During the fight that followed, Frick hit Padro in the head and Burkert broke free, pulled a gun and shot Padro, authorities said. The suspects fled in the van, and Burkert surrendered to police near Independence Mall while Frick was arrested several days later, authorities said.

Burkert’s attorney, A. Charles Peruto Jr., told The Philadelphia Inquirer that he’d been prepared to take the case to trial and argue that his client was acting in self-defense, but a plea to a lesser charge was more prudent since Burkert was barred from legally possessing a firearm due to a previous drug conviction.

Frick’s attorney, Brian McMonagle, told the newspaper that she was expected to receive a sentence of probation.

The victim’s father, David Padro Sr., said that the killing “took something from me that I can never get back.” “It’s just been devastating,” he said. “My whole life changed. My family’s life changed.”

 

Louisiana
Teen convicted in death of ­basketball player

SHREVEPORT, La. (AP) — A northwest Louisiana teen has been found guilty of second-degree murder in the shooting death of a star high school basketball player.

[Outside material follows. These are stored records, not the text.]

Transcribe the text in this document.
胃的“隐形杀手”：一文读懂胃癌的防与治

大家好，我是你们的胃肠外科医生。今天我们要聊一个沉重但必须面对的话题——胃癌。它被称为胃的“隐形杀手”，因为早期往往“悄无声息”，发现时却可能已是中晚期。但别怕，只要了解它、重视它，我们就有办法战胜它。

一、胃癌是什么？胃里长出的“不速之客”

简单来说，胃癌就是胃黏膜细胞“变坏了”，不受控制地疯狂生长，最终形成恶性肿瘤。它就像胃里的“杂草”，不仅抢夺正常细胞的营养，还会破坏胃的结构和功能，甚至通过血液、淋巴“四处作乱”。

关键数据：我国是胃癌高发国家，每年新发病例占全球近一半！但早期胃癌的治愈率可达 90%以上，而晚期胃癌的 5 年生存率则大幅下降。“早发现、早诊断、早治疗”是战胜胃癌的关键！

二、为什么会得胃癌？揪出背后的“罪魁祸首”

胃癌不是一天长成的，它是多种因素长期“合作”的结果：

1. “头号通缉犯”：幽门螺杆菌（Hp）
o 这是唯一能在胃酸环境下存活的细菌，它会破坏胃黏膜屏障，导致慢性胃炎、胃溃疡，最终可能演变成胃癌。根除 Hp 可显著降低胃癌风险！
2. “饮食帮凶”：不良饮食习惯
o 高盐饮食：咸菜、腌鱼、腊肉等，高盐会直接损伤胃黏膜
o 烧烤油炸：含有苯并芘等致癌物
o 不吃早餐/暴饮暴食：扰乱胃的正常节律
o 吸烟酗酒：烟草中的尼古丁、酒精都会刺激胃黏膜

Local news outlets report that Shamichael Antonio Pearson, 19, was convicted by Caddo Parish jurors on Thursday in fatal shooting of Devin Dewayne Myers. Jurors deliberated less than an hour.

Myers was a basketball player at Shreveport’s Huntington High School. The 17-year-old had gone to a friend’s house to get a phone charger when he ran into Pearson in March 2022.

“Didn’t I tell you that I was going to get you?” is what officials said Pearson said before he shot Myers in the back as many as 13 times. Court testimony showed Pearson shot at least twice while standing over Myers’ body. He and Myers had previously argued.

Police later found a handgun in a freezer at Pearson’s house, with testing showing it was the murder weapon and was connected to Pearson by DNA.

Pearson will be sentenced on March 27. He faces a mandatory sentence of life in prison without parole.